Peccati di gioventù, sia chiaro, ma visto il teorico potenziale diciamo che tutto è migliorabile con un gestione oculata.

Ho fatto prima cenno della buona presenza biscegliese. Come nel caso della gara di campionato col Trastevere, i pugliesi possono sicuramente giovare dell’importanza del match (vincere la Coppa Italia quest’anno equivarrebbe praticamente a conquistare un posto tra i professionisti). Il nucleo ultras si presenta con le classiche pezze e i tre bandieroni che ormai da tempo ne segnano il cammino in casa e in trasferta.

Sul piano del tifo molto bello il primo tempo dei nerazzurri, tanti cori tenuti a lungo e ben ritmati dal tamburo. Nella ripresa, quando la loro squadra viene letteralmente travolta dall’Albalonga (finirà 4-1) il settore va lentamente spegnendosi, con il solo manipolo ultras che resta a cantare per la maglia e la città.

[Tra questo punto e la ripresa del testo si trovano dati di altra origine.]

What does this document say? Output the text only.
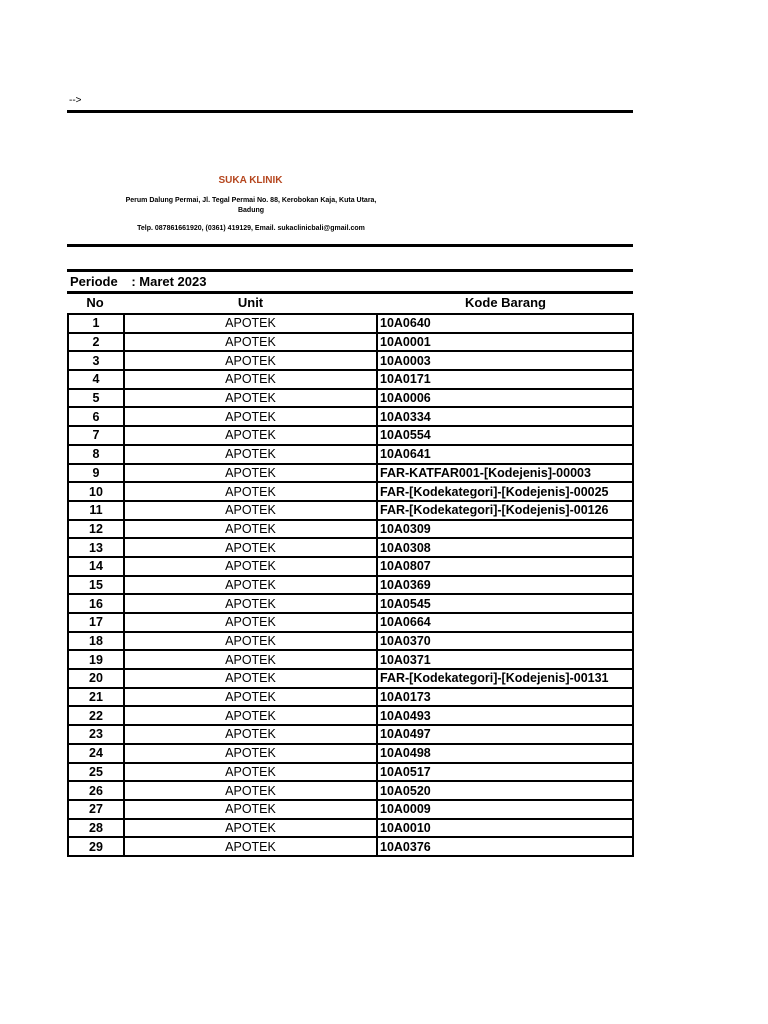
-->
SUKA KLINIK
Perum Dalung Permai, Jl. Tegal Permai No. 88, Kerobokan Kaja, Kuta Utara, Badung
Telp. 087861661920, (0361) 419129, Email. sukaclinicbali@gmail.com
Periode : Maret 2023
No	Unit	Kode Barang
1	APOTEK	10A0640
2	APOTEK	10A0001
3	APOTEK	10A0003
4	APOTEK	10A0171
5	APOTEK	10A0006
6	APOTEK	10A0334
7	APOTEK	10A0554
8	APOTEK	10A0641
9	APOTEK	FAR-KATFAR001-[Kodejenis]-00003
10	APOTEK	FAR-[Kodekategori]-[Kodejenis]-00025
11	APOTEK	FAR-[Kodekategori]-[Kodejenis]-00126
12	APOTEK	10A0309
13	APOTEK	10A0308
14	APOTEK	10A0807
15	APOTEK	10A0369
16	APOTEK	10A0545
17	APOTEK	10A0664
18	APOTEK	10A0370
19	APOTEK	10A0371
20	APOTEK	FAR-[Kodekategori]-[Kodejenis]-00131
21	APOTEK	10A0173
22	APOTEK	10A0493
23	APOTEK	10A0497
24	APOTEK	10A0498
25	APOTEK	10A0517
26	APOTEK	10A0520
27	APOTEK	10A0009
28	APOTEK	10A0010
29	APOTEK	10A0376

Ecco, se devo muovere un appunto agli ospiti lo faccio proprio riguardo a questo: si poteva fare un po’ di più, nonostante il risultato sfavorevole; di contro però, in questo frangente si nota la differenza tra ultras e pubblico normale. Per una piazza come Bisceglie, abituata ormai da anni al calcio dilettantistico, non deve essere neanche facile trascinarsi dietro la massa in ogni partita. Inutile nasconderlo: i risultati sono importanti, creano entusiasmo ed aiutano anche ad avvicinare la gente al mondo curvaiolo. Soprattutto in un periodo storico come questo, dove fare aggregazione è diventato maledettamente più complicato.

Finisce così con la festa della compagine castellana e le ultime scaramucce tra il pubblico ospite e l’allenatore dell’Albalonga. Anche questo fa parte del folklore pallonaro. Almeno quello teniamocelo stretto.